Cette étude sur les peintures en phase aqueuse dans l'industrie automobile répond au
souci d'anticiper l'arrivée en France d'une nouvelle génération de produits qui doit permettre
de satisfaire à l'obligation légale de réduire au maximum les rejets de solvants dans
l'atmosphère.
Une bonne connaissance des formulations et des procédés de mise en oeuvre était nécessaire
pour pouvoir répondre aux interrogations que fait naître l'apparition de cette technologie.
L'étude a reposé, entre autres, sur l'analyse systématique d'une trentaine d'échantillons
de peintures recouvrant l'ensemble des gammes proposées aux constructeurs et
réparateurs.
Les peintures en phase aqueuse constituent un progrès notable en matière d'hygiène et de
sécurité.
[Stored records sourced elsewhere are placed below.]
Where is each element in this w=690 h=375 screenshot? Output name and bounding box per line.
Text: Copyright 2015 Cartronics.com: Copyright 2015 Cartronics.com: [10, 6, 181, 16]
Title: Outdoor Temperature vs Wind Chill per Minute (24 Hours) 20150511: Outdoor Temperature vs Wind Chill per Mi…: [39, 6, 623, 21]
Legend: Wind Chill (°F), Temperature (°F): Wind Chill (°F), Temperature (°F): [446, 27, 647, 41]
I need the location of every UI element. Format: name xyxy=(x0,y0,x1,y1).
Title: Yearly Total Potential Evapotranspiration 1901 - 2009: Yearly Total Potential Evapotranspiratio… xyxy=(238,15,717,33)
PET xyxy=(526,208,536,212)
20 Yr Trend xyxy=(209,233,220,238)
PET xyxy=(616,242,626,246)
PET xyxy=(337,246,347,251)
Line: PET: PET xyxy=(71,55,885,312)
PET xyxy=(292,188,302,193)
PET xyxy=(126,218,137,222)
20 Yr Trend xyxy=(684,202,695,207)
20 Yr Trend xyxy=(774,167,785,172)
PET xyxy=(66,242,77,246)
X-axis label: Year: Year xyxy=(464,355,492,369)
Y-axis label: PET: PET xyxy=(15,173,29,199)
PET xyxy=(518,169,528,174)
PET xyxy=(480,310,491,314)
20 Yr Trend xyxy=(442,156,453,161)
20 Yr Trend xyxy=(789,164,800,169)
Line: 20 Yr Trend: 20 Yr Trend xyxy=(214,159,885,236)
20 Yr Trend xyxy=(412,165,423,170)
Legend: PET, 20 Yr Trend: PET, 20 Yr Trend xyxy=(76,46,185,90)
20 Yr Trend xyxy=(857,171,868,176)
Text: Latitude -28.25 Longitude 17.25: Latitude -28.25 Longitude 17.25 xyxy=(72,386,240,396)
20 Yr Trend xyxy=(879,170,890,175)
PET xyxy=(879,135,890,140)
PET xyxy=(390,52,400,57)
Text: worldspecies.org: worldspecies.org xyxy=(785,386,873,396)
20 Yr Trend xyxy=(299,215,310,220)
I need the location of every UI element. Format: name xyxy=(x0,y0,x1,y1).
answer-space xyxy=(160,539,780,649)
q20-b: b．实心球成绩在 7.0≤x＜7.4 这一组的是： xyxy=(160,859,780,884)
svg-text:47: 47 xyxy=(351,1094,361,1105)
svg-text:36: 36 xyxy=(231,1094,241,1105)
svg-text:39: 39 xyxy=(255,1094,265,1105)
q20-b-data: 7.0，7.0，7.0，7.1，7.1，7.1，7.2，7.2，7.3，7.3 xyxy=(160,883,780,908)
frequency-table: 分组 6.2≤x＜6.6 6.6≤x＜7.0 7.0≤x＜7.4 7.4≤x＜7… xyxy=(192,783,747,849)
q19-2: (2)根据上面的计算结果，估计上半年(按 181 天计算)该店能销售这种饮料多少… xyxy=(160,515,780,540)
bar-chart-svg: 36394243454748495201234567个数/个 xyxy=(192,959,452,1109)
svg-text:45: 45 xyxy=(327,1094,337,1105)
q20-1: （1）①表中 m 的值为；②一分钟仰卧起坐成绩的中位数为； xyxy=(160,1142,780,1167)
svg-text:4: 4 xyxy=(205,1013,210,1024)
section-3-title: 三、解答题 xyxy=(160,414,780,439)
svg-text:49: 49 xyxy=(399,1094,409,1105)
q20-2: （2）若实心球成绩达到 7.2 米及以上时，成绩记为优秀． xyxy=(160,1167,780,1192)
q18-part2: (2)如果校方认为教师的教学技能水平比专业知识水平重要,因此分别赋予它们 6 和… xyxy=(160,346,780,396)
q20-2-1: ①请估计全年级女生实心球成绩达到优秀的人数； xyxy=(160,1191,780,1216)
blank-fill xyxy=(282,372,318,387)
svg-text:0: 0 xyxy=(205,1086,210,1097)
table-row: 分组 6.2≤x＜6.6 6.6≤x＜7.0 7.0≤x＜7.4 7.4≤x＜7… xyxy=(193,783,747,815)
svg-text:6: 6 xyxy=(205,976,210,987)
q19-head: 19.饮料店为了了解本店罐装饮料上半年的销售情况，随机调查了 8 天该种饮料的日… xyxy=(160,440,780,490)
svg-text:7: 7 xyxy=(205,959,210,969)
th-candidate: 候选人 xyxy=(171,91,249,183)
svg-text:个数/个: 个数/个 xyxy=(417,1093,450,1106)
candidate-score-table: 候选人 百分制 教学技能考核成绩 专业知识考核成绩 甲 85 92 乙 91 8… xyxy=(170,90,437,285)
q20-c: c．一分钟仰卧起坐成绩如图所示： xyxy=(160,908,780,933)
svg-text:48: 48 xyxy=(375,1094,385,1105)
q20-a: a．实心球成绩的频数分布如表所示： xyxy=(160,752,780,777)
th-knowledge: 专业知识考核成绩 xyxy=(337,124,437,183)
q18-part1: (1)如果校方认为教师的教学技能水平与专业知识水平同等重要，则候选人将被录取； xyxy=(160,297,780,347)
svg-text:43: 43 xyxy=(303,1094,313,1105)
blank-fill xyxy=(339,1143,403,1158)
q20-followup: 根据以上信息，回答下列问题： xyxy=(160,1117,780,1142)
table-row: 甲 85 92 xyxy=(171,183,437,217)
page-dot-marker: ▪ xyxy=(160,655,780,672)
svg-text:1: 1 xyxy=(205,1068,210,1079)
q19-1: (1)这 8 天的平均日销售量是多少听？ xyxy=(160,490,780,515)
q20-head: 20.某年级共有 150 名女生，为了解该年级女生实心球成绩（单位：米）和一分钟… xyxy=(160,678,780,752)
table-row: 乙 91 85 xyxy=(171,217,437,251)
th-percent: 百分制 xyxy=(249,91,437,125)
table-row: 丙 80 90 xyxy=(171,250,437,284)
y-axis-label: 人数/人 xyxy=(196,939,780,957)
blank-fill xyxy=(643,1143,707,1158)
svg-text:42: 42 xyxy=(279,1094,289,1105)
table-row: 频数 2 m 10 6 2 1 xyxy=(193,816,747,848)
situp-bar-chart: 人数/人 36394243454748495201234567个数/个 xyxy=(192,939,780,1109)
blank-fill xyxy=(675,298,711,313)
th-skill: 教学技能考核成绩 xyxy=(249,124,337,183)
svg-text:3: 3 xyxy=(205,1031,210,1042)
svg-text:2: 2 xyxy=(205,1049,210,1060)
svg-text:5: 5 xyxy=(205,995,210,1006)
Toutefois, les compositions renferment toutes des éthers de glycol (butylglycol),
des alcanolamines (diméthylaminoéthanol) et de la N-méthylpyrrolidone, qui rendent obligatoire
la protection cutanée des peintres.
Dans le cadre de la protection
de l'environnement, la France
s'est engagée en 1985 à réduire,
à l'horizon 2000, ses émissions
de COV (composés organiques volatils)
de 30 %
La réglementation française, dans l'attente
d'une Directive européenne en cours
de négociation (dite Directive « COV ») (2),
concerne tout particulièrement les industries
productrices et utilisatrices de peintures,
qui représentent presque 50 % des
COV produits.
Ainsi, la Directive du 3 juillet 1995 relative
à l'application des peintures dans l'industrie
automobile, estimant que le bilan
des émissions réalisé à cette date n'était
pas satisfaisant (réduction de 15 % seulement
par rapport à 1988), précise qu'une
seconde étape de réductions, plus significative,
doit être franchie.
L'objectif actuel est, pour les producteurs
automobiles, de limiter la masse de
substances rejetées à une moyenne de 6
kg par véhicule de tourisme (ou 90 g par
m2 de surface peinte). Ceci devrait conduire,
dès 1999, à une réduction de 40 % des
émissions de COV pour l'ensemble des
sites automobiles, par rapport à 1988.
Cet objectif implique des aménagements
technologiques lourds ou le recours à des
produits contenant moins de solvants :
- peintures à haut extrait sec,
- peintures en phase aqueuse,
- peintures à diluants réactifs,
- peintures en poudre.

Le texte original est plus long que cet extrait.